Opinion -- Local hoops days now elongated due to budget strife
By Andrew Stevens
Published in Sports on January 14, 2009 1:46 PM
I arrived at a local high school recently to cover a mid-week girls' and boys' varsity basketball doubleheader.
I walked into the gym shortly before 6 p.m. thinking I was there just in time to grab a seat and settle in for the varsity girls' contest. Much to my dismay the junior varsity boys' game had just gotten underway and finished at 6:55.
Once the varsity games finished, it was nearly 10 p.m.
Driving back to the News-Argus that night, I tried to understand the logic behind playing two JV games and two varsity contests in the same gym -- all in one night.
The JV girls and boys play four seven-minute quarters. The varsity teams play eight-minute quarters. Add 30 minutes for halftime -- all four games combined -- and it takes roughly six-plus hours to play just 150 minutes of basketball.
The current economy has reduced area schools' travel budget and admission prices have been hiked to $6. Obviously, the four games at one site helps reduce cost -- at a minimum -- and requires less security, along with less school personnel.
However, I can't help but wonder how parents of athletes or cheerleaders of driving age feel about having their son or daughter driving home late on basketball game nights.

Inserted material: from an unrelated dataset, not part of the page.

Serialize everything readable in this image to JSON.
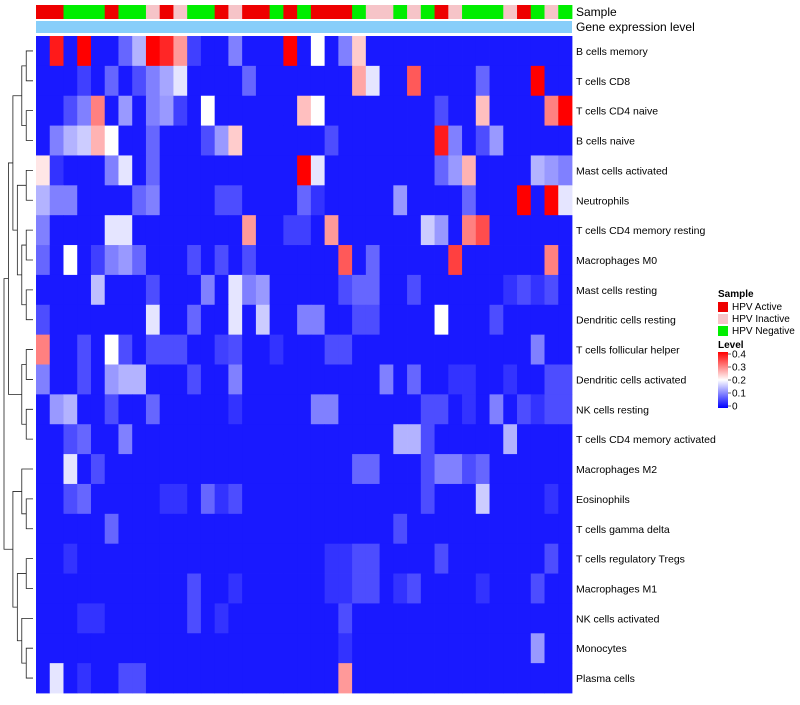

With games ending around 10 p.m. and often even later, one can only imagine what time some of these student-athletes are getting to bed once they've showered, gotten something to eat and completed any unfinished homework or studying. This can create an awfully quick turnaround with school starting at or before 8 a.m.
I fondly remember the colossal struggles that ensued daily between my father and me as he relentlessly tried to get me out of bed so I could make it to high school on time.
I can't help but believe many parents of area student athletes engage in a similar war of attrition each morning that could be greatly alleviated if their child weren't out so late.
After all, student-athletes are truly students first. The likelihood that any of these athletes will play sports beyond college is very small which places an increased importance on their education.
The quality of that education becomes greatly hindered when these student athletes are sacrificing study time and sleep at an unnecessary cost.
Rumors have already begun swirling about the possibility of one school hosting both JV contests next season with the varsity games at the other site. This solution would likely resolve the problem of some unnecessarily late nights. In turn, it would hopefully get our area's student athletes off the roads sooner and in bed earlier.
Also, by only playing two games in each building it would free up extra seats in what are currently overcrowded and often times, hot and stuffy gyms.
To those skeptics of change who are in favor of playing four games in one building that last from 4-10 p.m. -- or later -- I would argue that Wayne County or North Carolina wouldn't be the first to buck the system.
Virginia, Pennsylvania, Georgia, West Virginia and several other states on the East coast have adopted the same format I've suggested or something similar in recent years with marked success.
Perhaps the greatest virtue of sports is their ability to create camaraderie, unite communities and keep America's youth productive and out of trouble while laying a foundation for their future.
When administrators and coaches willfully keep our teenagers out later than they should, the price paid for the sake of a victory on the court becomes increasingly difficult to pay.